Un maestro come Marco Ferreri la trasformò in film. Lei lo ricambiò firmando due sue sceneggiature e amandolo: «Mi piaceva spiarlo mentre girava sulle dune di Sabaudia, lo desideravo in modo fisico e romantico. Mi erotizzava con quegli occhi, quella intelligenza, quel fisico da calzolaio». Il teatro la salvò. Al principio furono soltanto rifiuti: dell'Accademia d'arte drammatica, degli Stabili, ai provini per radio e tv: «Mi restava l'avanguardia. Con Gigi Proietti entrai al Teatro dei 101 di Roma, una sorta di garage». Pur di recitare, in «A dieci minuti da Buffalo» di Günter Grass accettò la parte di un marinaio, raccogliendo i capelli nel berretto. Giorgio De Chirico andò a complimentarsi: «Molto bravo», le disse. E lei: «Ma io sono una donna». E lui: «Bravo lo stesso». Il titolo che la rivelò al grande pubblico fu «Molly cara», monologo tratto dall'«Ulisse» di Joyce, regia di Ida Bassignano. Era il 1979. «Quel ruolo segnò la possibilità di essere me stessa in scena». Chi è rifiutato, alla fine, rifiuta. Accadde con due numi intoccabili: Carmelo Bene e Strehler. Il primo la corteggiava per averla nell'«Adelchi». Lei intuì il personaggio e scappò via: «Era di una crudeltà senza pari». L'altro? Piera si negò nel timore di perdere il proprio stile di recitazione. Il regista non la perdonò e dette istruzioni che nelle occasioni pubbliche mai la facessero sedere accanto a lui. Pasolini la volle in un piccolo ruolo nella sua «Medea» con la Callas. Piera: «Diceva che amava la mia faccia, perché non era da attrice. Ci misi un po' a capire che era un complimento».
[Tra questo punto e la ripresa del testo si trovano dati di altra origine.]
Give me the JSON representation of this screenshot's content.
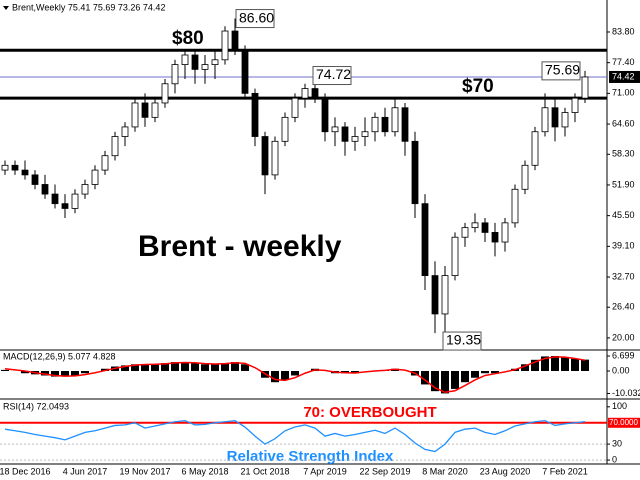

Piera passava con abilità e disinvoltura dalla tragedia greca ad Achille Campanile: «È più arduo far ridere che interpretare Clitemnestra». Col suo mentore, Antonio Calenda, recitò Boris Vian, Grass, Genet, Toller, in «Operetta» di Gombrowitz e in «Orestea»; accettò la sfida del Viviani della «Musica dei ciechi», «Madre Coraggio» di Brecht, «Prometeo» di Eschilo» ed «Edipo a Colono» di Cappuccio; fino a «Una indimenticabile serata», da Campanile. Con Cobelli si mise alla prova in D'Annunzio, Goldoni e Shakespeare; con Castri in «Rosmersholm» di Ibsen. Con Sequi in «Berenice» di Racine e «Alcesti» di Euripide. Nella lirica firmò le regie della «Lodoletta» di Mascagni, della «Notte di un nevrastenico» di Rota, della «Voce umana» di Poulenc. In carriera vanta una quarantina di film, diretta dai Taviani in «Sotto il segno dello scorpione»; da Moretti in «Sogni d'oro»; da Ferreri nel «Futuro è donna» (l'altra sua sceneggiatura); dalla Wertmüller e da Bellocchio, guadagnando un David per «L'ora di religione». Poi, Castellani in «Questi fantasmi!»; Tornatore nella «Sconosciuta»; e come segretaria di Andreotti nel «Divo» di Sorrentino (altro David).

Amava il cinema. Nell'«Estate di Piera», giallo politico scritto con Gianpaolo Simi, concretò in letteratura la passione per Hitchcock e il desiderio di interpretare un commissario. In tv approdò nel '66 con una piccola parte nel «Conte di Montecristo» e si affermò nel «Circolo Pickwick». Mai sposata, amò molti uomini, spesso più giovani di lei. Negli ultimi tempi ironizzava: «Faccio l'aerosol più che l'amore», anche se ho tante fantasie. Senza non ci so stare. Sono cresciuta nell'amore, guardando mia madre che ascoltava le love stories anche quando non erano sue».